The agreement was implemented in two stages:
- In the first stage, Gilad Shalit was transferred from the Gaza Strip to Egypt and from there to Israel; concurrently, Israel released 477 prisoners.
- In the second stage, which took place two months later, another 550 prisoners were released.

===First phase===
Of the first 450, 131 were released to Gaza, while 110 returned to their homes in the West Bank. Six Israeli Palestinians were also released. The remaining 203 prisoners were deported, with 40 barred from Israel and Palestine.

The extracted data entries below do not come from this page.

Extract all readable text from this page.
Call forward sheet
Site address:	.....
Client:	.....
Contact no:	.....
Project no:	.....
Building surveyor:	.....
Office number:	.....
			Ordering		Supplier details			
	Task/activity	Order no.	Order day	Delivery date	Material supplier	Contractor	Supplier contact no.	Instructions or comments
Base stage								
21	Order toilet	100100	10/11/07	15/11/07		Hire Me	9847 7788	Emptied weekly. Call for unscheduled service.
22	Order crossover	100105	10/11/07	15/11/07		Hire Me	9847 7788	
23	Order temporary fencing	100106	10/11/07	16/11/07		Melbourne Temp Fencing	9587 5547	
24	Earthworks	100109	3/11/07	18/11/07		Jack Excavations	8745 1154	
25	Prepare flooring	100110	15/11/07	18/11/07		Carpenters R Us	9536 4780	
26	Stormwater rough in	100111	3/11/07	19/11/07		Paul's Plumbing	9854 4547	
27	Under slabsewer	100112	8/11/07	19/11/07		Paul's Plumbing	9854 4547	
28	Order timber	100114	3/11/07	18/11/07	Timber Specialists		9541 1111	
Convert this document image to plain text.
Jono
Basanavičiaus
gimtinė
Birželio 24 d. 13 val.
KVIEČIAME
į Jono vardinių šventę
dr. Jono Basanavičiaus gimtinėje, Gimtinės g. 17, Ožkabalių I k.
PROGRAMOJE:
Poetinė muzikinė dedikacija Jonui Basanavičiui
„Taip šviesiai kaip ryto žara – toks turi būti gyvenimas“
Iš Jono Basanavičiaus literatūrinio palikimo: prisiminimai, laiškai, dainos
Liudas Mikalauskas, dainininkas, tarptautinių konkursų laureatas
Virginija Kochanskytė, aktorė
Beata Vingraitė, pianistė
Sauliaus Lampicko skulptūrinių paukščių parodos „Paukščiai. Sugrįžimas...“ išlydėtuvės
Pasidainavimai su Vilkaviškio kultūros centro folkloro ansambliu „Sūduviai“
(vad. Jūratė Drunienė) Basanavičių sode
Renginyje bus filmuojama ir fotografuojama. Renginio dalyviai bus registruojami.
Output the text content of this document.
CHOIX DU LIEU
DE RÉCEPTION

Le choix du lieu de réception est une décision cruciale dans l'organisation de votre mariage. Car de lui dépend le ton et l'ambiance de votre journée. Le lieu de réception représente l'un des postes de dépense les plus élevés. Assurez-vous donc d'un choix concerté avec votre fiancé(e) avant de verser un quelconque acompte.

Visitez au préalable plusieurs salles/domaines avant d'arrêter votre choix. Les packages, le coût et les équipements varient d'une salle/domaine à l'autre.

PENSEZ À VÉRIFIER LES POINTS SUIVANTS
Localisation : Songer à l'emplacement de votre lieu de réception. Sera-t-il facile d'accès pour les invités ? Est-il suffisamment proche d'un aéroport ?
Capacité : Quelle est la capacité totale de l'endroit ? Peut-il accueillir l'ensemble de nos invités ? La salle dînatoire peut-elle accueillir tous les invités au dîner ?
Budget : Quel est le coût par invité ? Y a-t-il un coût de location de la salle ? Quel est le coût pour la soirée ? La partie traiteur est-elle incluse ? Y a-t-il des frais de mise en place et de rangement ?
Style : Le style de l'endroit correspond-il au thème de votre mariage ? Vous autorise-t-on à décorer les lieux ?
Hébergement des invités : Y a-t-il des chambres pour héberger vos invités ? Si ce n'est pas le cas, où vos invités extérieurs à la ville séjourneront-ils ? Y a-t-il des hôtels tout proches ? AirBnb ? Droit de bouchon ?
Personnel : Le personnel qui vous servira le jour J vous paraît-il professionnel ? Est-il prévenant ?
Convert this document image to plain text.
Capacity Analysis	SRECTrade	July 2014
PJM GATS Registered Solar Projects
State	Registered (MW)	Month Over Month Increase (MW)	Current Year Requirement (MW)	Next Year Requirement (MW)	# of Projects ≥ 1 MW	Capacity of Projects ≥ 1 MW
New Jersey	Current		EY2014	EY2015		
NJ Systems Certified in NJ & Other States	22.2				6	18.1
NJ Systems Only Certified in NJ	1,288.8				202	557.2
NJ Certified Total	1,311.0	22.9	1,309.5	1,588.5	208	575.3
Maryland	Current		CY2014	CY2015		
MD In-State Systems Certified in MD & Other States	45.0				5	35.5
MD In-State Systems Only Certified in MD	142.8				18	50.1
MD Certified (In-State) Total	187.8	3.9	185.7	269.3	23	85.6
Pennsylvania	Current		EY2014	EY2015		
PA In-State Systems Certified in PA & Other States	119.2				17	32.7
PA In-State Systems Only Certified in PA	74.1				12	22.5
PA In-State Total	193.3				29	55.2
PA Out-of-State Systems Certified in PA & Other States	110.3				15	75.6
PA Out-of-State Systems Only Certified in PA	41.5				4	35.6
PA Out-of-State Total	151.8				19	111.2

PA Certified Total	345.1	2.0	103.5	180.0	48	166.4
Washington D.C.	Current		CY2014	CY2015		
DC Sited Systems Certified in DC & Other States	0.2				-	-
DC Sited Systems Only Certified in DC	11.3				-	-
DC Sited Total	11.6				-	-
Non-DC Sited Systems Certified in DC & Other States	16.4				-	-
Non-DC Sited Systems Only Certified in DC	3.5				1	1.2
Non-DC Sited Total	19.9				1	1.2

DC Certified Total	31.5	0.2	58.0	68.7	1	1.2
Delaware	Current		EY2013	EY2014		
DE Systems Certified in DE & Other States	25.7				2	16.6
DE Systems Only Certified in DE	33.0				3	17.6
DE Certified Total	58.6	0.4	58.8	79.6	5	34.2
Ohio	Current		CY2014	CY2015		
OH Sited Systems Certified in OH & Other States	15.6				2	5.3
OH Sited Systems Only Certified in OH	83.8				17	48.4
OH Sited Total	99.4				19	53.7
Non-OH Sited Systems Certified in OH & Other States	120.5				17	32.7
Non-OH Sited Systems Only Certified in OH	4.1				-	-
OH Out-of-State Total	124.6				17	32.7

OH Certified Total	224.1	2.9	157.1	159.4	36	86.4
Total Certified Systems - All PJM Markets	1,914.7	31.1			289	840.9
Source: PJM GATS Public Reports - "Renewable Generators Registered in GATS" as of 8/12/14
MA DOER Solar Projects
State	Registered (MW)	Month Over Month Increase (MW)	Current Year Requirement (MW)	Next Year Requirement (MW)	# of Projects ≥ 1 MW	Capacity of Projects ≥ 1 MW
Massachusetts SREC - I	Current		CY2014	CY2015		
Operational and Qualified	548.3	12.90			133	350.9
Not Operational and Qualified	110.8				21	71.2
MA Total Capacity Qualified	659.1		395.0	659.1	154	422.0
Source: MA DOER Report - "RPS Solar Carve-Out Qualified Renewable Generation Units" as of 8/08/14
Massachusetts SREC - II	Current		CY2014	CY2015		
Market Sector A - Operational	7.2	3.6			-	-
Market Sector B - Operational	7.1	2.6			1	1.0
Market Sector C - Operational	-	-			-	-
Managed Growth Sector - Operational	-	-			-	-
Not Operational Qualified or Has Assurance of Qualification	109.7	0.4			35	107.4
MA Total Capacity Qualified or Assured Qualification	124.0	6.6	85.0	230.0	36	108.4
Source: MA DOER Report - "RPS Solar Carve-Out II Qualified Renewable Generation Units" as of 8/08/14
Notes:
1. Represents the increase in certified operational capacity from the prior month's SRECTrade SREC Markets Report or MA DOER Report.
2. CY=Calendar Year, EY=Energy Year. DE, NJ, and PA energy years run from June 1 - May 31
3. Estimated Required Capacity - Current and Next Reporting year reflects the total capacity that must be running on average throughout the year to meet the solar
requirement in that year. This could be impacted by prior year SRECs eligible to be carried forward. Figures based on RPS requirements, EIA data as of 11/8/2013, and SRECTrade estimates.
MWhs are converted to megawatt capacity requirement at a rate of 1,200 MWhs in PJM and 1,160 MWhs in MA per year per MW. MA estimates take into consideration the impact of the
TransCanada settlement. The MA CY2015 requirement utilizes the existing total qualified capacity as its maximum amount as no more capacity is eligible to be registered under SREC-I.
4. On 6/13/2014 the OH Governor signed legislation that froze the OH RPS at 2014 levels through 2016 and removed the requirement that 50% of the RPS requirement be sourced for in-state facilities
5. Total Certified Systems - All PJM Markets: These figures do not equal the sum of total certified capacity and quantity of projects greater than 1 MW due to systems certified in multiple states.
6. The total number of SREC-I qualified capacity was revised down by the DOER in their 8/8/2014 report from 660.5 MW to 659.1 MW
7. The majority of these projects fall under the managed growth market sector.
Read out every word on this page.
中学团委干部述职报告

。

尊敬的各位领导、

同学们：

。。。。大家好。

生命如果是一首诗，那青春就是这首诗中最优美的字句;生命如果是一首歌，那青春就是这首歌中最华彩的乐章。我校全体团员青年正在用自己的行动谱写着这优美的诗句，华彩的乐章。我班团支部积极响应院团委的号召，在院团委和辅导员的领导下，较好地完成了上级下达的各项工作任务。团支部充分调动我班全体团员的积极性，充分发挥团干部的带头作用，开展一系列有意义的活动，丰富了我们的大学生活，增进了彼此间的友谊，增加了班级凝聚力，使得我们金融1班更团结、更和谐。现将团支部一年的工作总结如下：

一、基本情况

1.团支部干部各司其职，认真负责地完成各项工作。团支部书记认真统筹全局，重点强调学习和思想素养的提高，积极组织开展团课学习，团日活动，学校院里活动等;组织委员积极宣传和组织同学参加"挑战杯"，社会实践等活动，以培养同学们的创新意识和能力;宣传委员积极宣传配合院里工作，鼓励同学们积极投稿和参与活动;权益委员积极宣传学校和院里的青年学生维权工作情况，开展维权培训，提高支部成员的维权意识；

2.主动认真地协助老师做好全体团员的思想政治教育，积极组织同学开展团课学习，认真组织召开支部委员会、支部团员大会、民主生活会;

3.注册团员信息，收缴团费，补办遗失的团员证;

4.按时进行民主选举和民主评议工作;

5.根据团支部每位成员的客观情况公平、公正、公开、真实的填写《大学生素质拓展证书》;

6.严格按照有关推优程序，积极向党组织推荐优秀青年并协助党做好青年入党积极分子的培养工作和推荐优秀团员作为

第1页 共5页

On 18 October, the first group of Palestinian prisoners were transported to Egypt. From there, they will go to the West Bank and Gaza Strip. On the same day, Shalit was taken from Gaza to Egypt and from there to Israel. Shalit was given a medical evaluation and was said to be in good health, although pale and thin. Shalit changed into a military uniform and traveled by helicopter to the Tel Nof Airbase, where he met with his family and Prime Minister Benjamin Netanyahu. At Shalit's release Hamas had several militants with suicide belts in case the Israelis attempted to renege on the deal at the last minute.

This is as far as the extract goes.